Today marks the thousandth day of Julian Assange’s detention, 440 of which have been spent in the Ecuadorian embassy in London, the rest under house arrest.
In 2010, Julian Assange, founder and editor of Wikileaks published half a million top secret documents that had been leaked from the Pentagon, many included explicit details of the murder of civilians in Iraq and Afghanistan by US armed forces.
The documents caused such embarrassment to the US government that they have since initiated a federal criminal investigation against Assange and other Wikileaks staff on the grounds of espionage. The US authorities are presently seeking extradition of Assange for trial before a grand jury.
In 2010, the Swedish authorities began a separate investigation against Assange for Sexual Assault. Through the UK police force they sought to arrest and extradite him to Sweden to face trial. Assange spent the two years hence under house arrest while fighting his extradition in courts which he eventually lost in 2012.
Assange took refuge in the Ecuadorian Embassy on the 19th June 2012 to seek asylum from the Ecuadorian Government fearing political persecution from the US government and possible extradition to the US later down the line. The Ecuadorian government said:
“The Government of Ecuador believes that these arguments lend support to the fears of Julian Assange, and it believes that he may become a victim of political persecution, as a result of his dedicated defence of freedom of expression and freedom of press as well as his repudiation of the abuses of power in certain countries, and that these facts suggest that Mr Assange could at any moment find himself in a situation likely to endanger life, safety or personal integrity.”
UK forces are prohibited from entering the embassy with the intention of detaining Assange under the Vienna Conventions and have refused to allow Assange safe passage from the embassy to Ecuador, stating that Mr Assange will be detained the moment he exits the building.

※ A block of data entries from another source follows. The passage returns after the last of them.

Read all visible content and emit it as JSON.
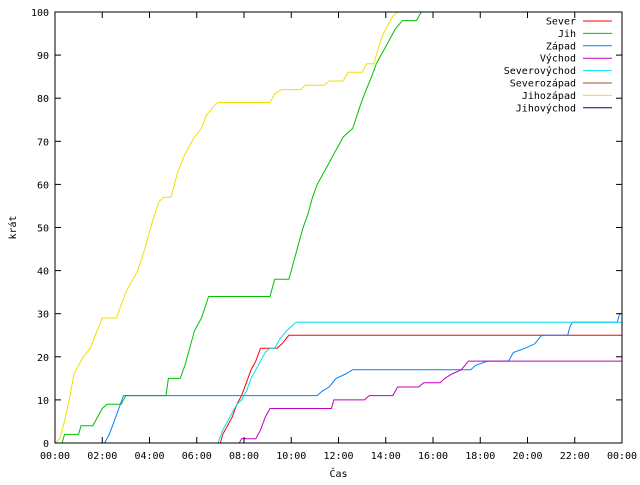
{
  "chart_data": {
    "type": "line",
    "title": "",
    "xlabel": "Čas",
    "ylabel": "krát",
    "xlim": [
      0,
      24
    ],
    "ylim": [
      0,
      100
    ],
    "x_unit": "hours",
    "grid": false,
    "legend_position": "top-right",
    "x_tick_labels": [
      "00:00",
      "02:00",
      "04:00",
      "06:00",
      "08:00",
      "10:00",
      "12:00",
      "14:00",
      "16:00",
      "18:00",
      "20:00",
      "22:00",
      "00:00"
    ],
    "y_tick_labels": [
      "0",
      "10",
      "20",
      "30",
      "40",
      "50",
      "60",
      "70",
      "80",
      "90",
      "100"
    ],
    "series": [
      {
        "name": "Sever",
        "color": "#ff0000",
        "points": [
          [
            0,
            0
          ],
          [
            7.0,
            0
          ],
          [
            7.1,
            2
          ],
          [
            7.3,
            4
          ],
          [
            7.5,
            6
          ],
          [
            7.7,
            9
          ],
          [
            7.9,
            11
          ],
          [
            8.1,
            14
          ],
          [
            8.3,
            17
          ],
          [
            8.5,
            19
          ],
          [
            8.7,
            22
          ],
          [
            9.4,
            22
          ],
          [
            9.6,
            23
          ],
          [
            9.9,
            25
          ],
          [
            24,
            25
          ]
        ]
      },
      {
        "name": "Jih",
        "color": "#00c000",
        "points": [
          [
            0,
            0
          ],
          [
            0.3,
            0
          ],
          [
            0.4,
            2
          ],
          [
            1.0,
            2
          ],
          [
            1.1,
            4
          ],
          [
            1.6,
            4
          ],
          [
            1.8,
            6
          ],
          [
            2.0,
            8
          ],
          [
            2.2,
            9
          ],
          [
            2.8,
            9
          ],
          [
            3.0,
            11
          ],
          [
            4.7,
            11
          ],
          [
            4.8,
            15
          ],
          [
            5.3,
            15
          ],
          [
            5.5,
            18
          ],
          [
            5.7,
            22
          ],
          [
            5.9,
            26
          ],
          [
            6.2,
            29
          ],
          [
            6.5,
            34
          ],
          [
            9.1,
            34
          ],
          [
            9.3,
            38
          ],
          [
            9.9,
            38
          ],
          [
            10.1,
            42
          ],
          [
            10.3,
            46
          ],
          [
            10.5,
            50
          ],
          [
            10.7,
            53
          ],
          [
            10.9,
            57
          ],
          [
            11.1,
            60
          ],
          [
            11.3,
            62
          ],
          [
            11.5,
            64
          ],
          [
            11.7,
            66
          ],
          [
            11.9,
            68
          ],
          [
            12.2,
            71
          ],
          [
            12.6,
            73
          ],
          [
            12.9,
            78
          ],
          [
            13.1,
            81
          ],
          [
            13.4,
            85
          ],
          [
            13.6,
            88
          ],
          [
            13.8,
            90
          ],
          [
            14.0,
            92
          ],
          [
            14.2,
            94
          ],
          [
            14.4,
            96
          ],
          [
            14.7,
            98
          ],
          [
            15.3,
            98
          ],
          [
            15.5,
            100
          ],
          [
            24,
            100
          ]
        ]
      },
      {
        "name": "Západ",
        "color": "#0080ff",
        "points": [
          [
            0,
            0
          ],
          [
            2.1,
            0
          ],
          [
            2.3,
            2
          ],
          [
            2.5,
            5
          ],
          [
            2.7,
            8
          ],
          [
            2.9,
            11
          ],
          [
            11.1,
            11
          ],
          [
            11.3,
            12
          ],
          [
            11.6,
            13
          ],
          [
            11.9,
            15
          ],
          [
            12.3,
            16
          ],
          [
            12.6,
            17
          ],
          [
            17.6,
            17
          ],
          [
            17.8,
            18
          ],
          [
            18.3,
            19
          ],
          [
            19.2,
            19
          ],
          [
            19.4,
            21
          ],
          [
            19.9,
            22
          ],
          [
            20.3,
            23
          ],
          [
            20.6,
            25
          ],
          [
            21.7,
            25
          ],
          [
            21.8,
            27
          ],
          [
            21.9,
            28
          ],
          [
            23.8,
            28
          ],
          [
            23.9,
            30
          ],
          [
            24,
            30
          ]
        ]
      },
      {
        "name": "Východ",
        "color": "#c000c0",
        "points": [
          [
            0,
            0
          ],
          [
            7.8,
            0
          ],
          [
            7.9,
            1
          ],
          [
            8.5,
            1
          ],
          [
            8.7,
            3
          ],
          [
            8.9,
            6
          ],
          [
            9.1,
            8
          ],
          [
            11.7,
            8
          ],
          [
            11.8,
            10
          ],
          [
            13.1,
            10
          ],
          [
            13.3,
            11
          ],
          [
            14.3,
            11
          ],
          [
            14.5,
            13
          ],
          [
            15.4,
            13
          ],
          [
            15.6,
            14
          ],
          [
            16.3,
            14
          ],
          [
            16.5,
            15
          ],
          [
            16.8,
            16
          ],
          [
            17.2,
            17
          ],
          [
            17.5,
            19
          ],
          [
            24,
            19
          ]
        ]
      },
      {
        "name": "Severovýchod",
        "color": "#00e0f0",
        "points": [
          [
            0,
            0
          ],
          [
            6.9,
            0
          ],
          [
            7.1,
            3
          ],
          [
            7.3,
            5
          ],
          [
            7.5,
            7
          ],
          [
            7.7,
            9
          ],
          [
            7.9,
            10
          ],
          [
            8.1,
            12
          ],
          [
            8.3,
            15
          ],
          [
            8.5,
            17
          ],
          [
            8.7,
            19
          ],
          [
            8.9,
            21
          ],
          [
            9.1,
            22
          ],
          [
            9.3,
            22
          ],
          [
            9.5,
            24
          ],
          [
            9.8,
            26
          ],
          [
            10.2,
            28
          ],
          [
            24,
            28
          ]
        ]
      },
      {
        "name": "Severozápad",
        "color": "#a0522d",
        "points": []
      },
      {
        "name": "Jihozápad",
        "color": "#f0e000",
        "points": [
          [
            0,
            0
          ],
          [
            0.2,
            1
          ],
          [
            0.4,
            5
          ],
          [
            0.6,
            10
          ],
          [
            0.8,
            16
          ],
          [
            1.0,
            18
          ],
          [
            1.2,
            20
          ],
          [
            1.5,
            22
          ],
          [
            1.7,
            25
          ],
          [
            2.0,
            29
          ],
          [
            2.6,
            29
          ],
          [
            2.8,
            32
          ],
          [
            3.0,
            35
          ],
          [
            3.2,
            37
          ],
          [
            3.5,
            40
          ],
          [
            3.8,
            45
          ],
          [
            4.1,
            51
          ],
          [
            4.4,
            56
          ],
          [
            4.6,
            57
          ],
          [
            4.9,
            57
          ],
          [
            5.2,
            63
          ],
          [
            5.5,
            67
          ],
          [
            5.9,
            71
          ],
          [
            6.2,
            73
          ],
          [
            6.4,
            76
          ],
          [
            6.7,
            78
          ],
          [
            6.9,
            79
          ],
          [
            9.1,
            79
          ],
          [
            9.3,
            81
          ],
          [
            9.6,
            82
          ],
          [
            10.4,
            82
          ],
          [
            10.6,
            83
          ],
          [
            11.4,
            83
          ],
          [
            11.6,
            84
          ],
          [
            12.2,
            84
          ],
          [
            12.4,
            86
          ],
          [
            13.0,
            86
          ],
          [
            13.2,
            88
          ],
          [
            13.5,
            88
          ],
          [
            13.7,
            92
          ],
          [
            13.9,
            95
          ],
          [
            14.1,
            97
          ],
          [
            14.3,
            99
          ],
          [
            14.5,
            100
          ],
          [
            24,
            100
          ]
        ]
      },
      {
        "name": "Jihovýchod",
        "color": "#000080",
        "points": []
      }
    ]
  }
}
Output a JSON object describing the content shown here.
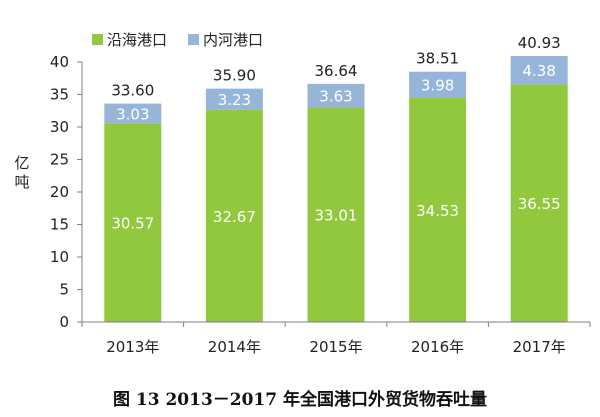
{
  "caption": "图 13    2013－2017 年全国港口外贸货物吞吐量",
  "chart_data": {
    "type": "bar",
    "stacked": true,
    "categories": [
      "2013年",
      "2014年",
      "2015年",
      "2016年",
      "2017年"
    ],
    "series": [
      {
        "name": "沿海港口",
        "color": "#92c83e",
        "values": [
          30.57,
          32.67,
          33.01,
          34.53,
          36.55
        ]
      },
      {
        "name": "内河港口",
        "color": "#97b5d9",
        "values": [
          3.03,
          3.23,
          3.63,
          3.98,
          4.38
        ]
      }
    ],
    "totals": [
      33.6,
      35.9,
      36.64,
      38.51,
      40.93
    ],
    "ylabel": "亿吨",
    "ylim": [
      0,
      40
    ],
    "yticks": [
      0,
      5,
      10,
      15,
      20,
      25,
      30,
      35,
      40
    ],
    "legend_position": "top-left",
    "grid": false
  }
}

As the detention is self initiated asylum, the situation is neither simple nor clear cut. The Ecuadorian government has made attempts to facilitate interviews between Swedish authorities and Mr Assange on their premises under the strict proviso that Mr Assange will be protected from the United States. The Swedish Government refused.
In an age where our data is increasingly in the public domain, protection of that data becomes ever more important. The fight for liberty in the digital age, is more important than it ever has been.
We have seen the likes of Manning, Snowden and Assange heavily persecuted for blowing the whistle on the grotesque violations of our privacy by our governments. Manning was imprisoned for 35 years. Snowden was de-facto exiled awaiting imprisonment should he return. Assange is an international refugee.
These three individuals are heroes of the information age. We must not forget what they have sacrificed to highlight our governments abuses of our freedom. We cannot allow their sacrifices to be vein.